According to anonymous Wall Street Journal sources, President Trump is set to pick William Ruger as the U.S. ambassador to Afghanistan, in a move that would have major consequences for U.S. foreign policy and meaningless wars across the globe.
Ruger, a scholar at the Cato Institute and a vice president for research at the Charles Koch Institute, is also an Afghanistan veteran and a naval reservist. He is a dyed-in-the-wool conservative realist who has been a consistent voice for a troop pullout from not just Afghanistan, but also from the Middle East, including Syria and Iraq.
This comes after President Trump selected retired Army Col. Douglas Macgregor as ambassador to Germany, and shows an elevation of foreign policy realists in an administration that has often struggled to manage the president’s nationalist vision with bureaucratic inertia in Washington.
The nomination has not been officially declared but has been widely reported. Ruger has been tight-lipped about the process and according to the Wall Street Journal has undergone vetting for the last three months, corresponding with his Twitter silence. When I reached out, he refused to confirm or deny the nomination.

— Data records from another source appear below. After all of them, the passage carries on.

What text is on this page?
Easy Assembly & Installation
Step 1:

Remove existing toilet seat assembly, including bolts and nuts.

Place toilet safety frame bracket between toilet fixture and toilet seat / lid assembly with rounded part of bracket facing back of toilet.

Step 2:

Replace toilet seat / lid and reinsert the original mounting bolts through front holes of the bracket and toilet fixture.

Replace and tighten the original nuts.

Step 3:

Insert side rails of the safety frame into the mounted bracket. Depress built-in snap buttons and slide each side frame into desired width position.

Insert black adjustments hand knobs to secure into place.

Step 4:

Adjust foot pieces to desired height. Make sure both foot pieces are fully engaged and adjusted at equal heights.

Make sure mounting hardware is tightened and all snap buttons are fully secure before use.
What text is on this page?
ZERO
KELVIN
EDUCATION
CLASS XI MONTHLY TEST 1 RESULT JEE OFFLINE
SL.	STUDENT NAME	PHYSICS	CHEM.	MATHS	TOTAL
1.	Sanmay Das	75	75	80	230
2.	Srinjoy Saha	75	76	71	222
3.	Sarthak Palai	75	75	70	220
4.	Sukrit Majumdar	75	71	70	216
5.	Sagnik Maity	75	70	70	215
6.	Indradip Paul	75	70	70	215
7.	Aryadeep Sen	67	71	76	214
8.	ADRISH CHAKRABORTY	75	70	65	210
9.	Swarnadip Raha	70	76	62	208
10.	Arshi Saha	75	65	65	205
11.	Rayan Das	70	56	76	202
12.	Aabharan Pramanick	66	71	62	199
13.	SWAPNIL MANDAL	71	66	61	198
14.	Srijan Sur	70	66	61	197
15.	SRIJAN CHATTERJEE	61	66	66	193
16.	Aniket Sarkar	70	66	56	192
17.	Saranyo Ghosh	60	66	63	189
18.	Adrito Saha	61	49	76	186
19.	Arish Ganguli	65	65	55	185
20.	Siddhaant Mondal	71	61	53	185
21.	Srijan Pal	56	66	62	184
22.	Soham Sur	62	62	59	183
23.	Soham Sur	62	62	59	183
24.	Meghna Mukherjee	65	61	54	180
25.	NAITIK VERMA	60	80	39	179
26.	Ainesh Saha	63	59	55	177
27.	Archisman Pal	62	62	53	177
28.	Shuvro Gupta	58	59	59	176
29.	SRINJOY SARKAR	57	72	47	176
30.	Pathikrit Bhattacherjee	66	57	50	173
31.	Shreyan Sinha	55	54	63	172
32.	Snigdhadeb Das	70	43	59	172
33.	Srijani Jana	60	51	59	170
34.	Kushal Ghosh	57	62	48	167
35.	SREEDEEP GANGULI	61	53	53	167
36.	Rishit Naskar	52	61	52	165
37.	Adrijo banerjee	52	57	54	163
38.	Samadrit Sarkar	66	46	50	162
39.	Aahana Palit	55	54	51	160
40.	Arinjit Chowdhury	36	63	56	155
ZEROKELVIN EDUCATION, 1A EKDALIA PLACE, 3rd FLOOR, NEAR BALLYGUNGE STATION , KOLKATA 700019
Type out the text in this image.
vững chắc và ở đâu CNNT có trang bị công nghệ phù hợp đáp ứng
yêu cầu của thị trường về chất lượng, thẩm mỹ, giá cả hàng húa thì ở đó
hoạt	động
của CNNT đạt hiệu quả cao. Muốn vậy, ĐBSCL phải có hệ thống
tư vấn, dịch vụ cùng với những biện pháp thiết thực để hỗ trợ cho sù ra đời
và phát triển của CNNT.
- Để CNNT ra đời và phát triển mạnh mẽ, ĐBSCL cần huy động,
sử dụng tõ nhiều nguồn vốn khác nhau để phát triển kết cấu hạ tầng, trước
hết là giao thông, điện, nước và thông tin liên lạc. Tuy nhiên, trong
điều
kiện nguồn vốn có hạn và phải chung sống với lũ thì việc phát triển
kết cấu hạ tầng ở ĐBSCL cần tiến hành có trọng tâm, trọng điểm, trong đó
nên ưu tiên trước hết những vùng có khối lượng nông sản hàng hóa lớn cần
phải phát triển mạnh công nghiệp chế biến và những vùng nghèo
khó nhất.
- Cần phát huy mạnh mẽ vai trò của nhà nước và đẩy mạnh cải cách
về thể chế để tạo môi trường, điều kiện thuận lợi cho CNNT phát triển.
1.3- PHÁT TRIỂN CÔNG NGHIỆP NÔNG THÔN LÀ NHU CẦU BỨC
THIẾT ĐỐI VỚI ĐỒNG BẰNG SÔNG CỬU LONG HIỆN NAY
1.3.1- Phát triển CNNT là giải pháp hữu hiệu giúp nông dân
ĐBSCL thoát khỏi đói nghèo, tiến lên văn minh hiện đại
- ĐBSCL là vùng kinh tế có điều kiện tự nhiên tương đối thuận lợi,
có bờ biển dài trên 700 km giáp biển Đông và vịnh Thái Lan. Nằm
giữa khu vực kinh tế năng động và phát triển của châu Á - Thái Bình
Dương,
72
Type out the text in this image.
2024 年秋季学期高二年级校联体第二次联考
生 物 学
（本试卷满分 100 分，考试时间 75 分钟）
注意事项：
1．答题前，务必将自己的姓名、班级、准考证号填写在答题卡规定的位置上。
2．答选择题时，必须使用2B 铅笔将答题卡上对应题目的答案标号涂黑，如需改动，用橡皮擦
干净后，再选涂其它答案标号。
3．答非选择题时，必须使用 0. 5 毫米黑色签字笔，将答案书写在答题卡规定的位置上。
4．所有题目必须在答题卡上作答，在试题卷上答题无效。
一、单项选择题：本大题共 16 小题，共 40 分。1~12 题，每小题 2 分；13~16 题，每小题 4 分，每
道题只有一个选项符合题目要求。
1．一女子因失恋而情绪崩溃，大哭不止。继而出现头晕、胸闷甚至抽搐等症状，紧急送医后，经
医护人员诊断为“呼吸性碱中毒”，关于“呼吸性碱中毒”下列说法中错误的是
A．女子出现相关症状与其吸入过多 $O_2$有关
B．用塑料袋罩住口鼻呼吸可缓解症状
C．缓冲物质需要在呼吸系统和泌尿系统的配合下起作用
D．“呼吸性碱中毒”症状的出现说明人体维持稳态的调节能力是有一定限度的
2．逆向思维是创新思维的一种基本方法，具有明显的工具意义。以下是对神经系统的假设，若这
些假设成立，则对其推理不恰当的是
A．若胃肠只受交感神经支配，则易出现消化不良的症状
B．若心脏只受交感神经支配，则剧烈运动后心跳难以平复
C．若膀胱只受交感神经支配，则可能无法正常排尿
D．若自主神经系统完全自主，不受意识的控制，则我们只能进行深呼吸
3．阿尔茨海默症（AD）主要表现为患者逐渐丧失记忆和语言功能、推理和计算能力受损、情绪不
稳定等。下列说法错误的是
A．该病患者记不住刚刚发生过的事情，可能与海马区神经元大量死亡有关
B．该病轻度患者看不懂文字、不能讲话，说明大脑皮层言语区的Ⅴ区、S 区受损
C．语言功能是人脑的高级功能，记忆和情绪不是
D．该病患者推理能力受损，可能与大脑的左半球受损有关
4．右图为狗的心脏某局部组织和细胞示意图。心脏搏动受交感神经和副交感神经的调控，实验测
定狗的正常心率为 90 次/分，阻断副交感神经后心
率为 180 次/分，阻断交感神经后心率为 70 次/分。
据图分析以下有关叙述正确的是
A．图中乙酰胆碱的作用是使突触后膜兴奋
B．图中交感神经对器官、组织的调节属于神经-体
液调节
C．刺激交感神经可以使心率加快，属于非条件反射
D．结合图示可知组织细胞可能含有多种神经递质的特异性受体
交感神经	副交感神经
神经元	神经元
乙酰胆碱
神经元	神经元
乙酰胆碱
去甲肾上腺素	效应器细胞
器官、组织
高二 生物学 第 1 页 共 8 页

This move would have wider political implications. Ever since Trump’s campaign speech in South Carolina in 2016, there has been a tension between his vision and the broader party and governmental establishment. As Tucker Carlson’s book pointed out, there was a palpable shock when Trump thundered that humanitarian wars and especially the Iraq War were a once-in-a-century mistake. Every opposition to Trump, from the Never Trump movement to the current resistance, spawned since then.
But the Trumpian retrenchment instinct never really shaped policy. There are a few reasons for that, including his lack of knowledge about diplomatic and military processes, as well as his overarching vision, which often collided with the details of policy formation. Primary among them was the president’s inexperience in policy, which hampered his choice of personnel.
Personnel is policy in this business, and every time the president wanted something, the perma-bureaucracy scrambled it. Consider how many times Trump wanted to get out of Syria, Iraq, and Afghanistan, as well as all those times he was hesitant to start a war with Iran and Venezuela. At every step, he was thwarted in his attempts to channel and reshape an American grand strategy, although he did manage not to start a new war in the last four years.
Ruger has been a consistent voice about pulling troops out from endless wars and other assorted policing missions. As a realist, Ruger is opposed to imperial overstretch. I met him in DC last year at the national conservatism conference, and he was vocal then about his opposition to the continued war in Afghanistan. He has also repeatedly written about it, most recently in May, saying that “President Trump has correctly concluded that a full and speedy withdrawal of our troops is imperative. Our national interest isn’t served by continuing to wage a futile battle but by exiting it.”
While the United States has supported a peace deal with the Taliban, Ruger remained unconvinced that a deal is necessary for the United States to get out. Ultimately, to him, it is about serving American interests by leaving a bloody quagmire.
If Ruger’s nomination news is true, and it seems to be, then that points to two things. First, Trump is serious about ending stupid wars. For all his rhetorical flaws, he understands that America needs to stop wasting trillions in policing the globe and ensuring a sexual revolution in the Middle East and Asia, guarded by American blood and treasure.
In fact, one can causally link the repeated uncorroborated leaks against Trump to an effort to stop him from ending wars. Of all the presidents in the last quarter-century, he faced the most resistance from entrenched DC interests, but he still seems to be serious about keeping his campaign promise of ending wars.
Second, it highlights that Trump has understood or at least grasped that he has been frequently thwarted by some of his team. Historically, politics has always been about a candidate selling his vision to the masses. If that vision gets rewarded and he gets elected, he then proceeds to choose personnel who can implement that particular vision.
Lately, however, in both the United Kingdom and the United States, that has been in reverse. In both countries, a steady perma-bureaucracy and their allies in media and academia have ensured a muscular globalist liberal-internationalism despite who wins the nation’s top election. The resistance to Trump and Brexit are both the logical conclusion of this Praetorian politics.
Ruger and Macgregor’s elevation would change that dynamic to a more traditional form of politics. The two are also aligned with broader American public opinion, which opposes foreign overstretch, utopian wars, and allied free-riding. Both will naturally face resistance during their confirmation process, but the nominations are themselves a welcome change toward reversing a sclerotic post-Cold War foreign policy.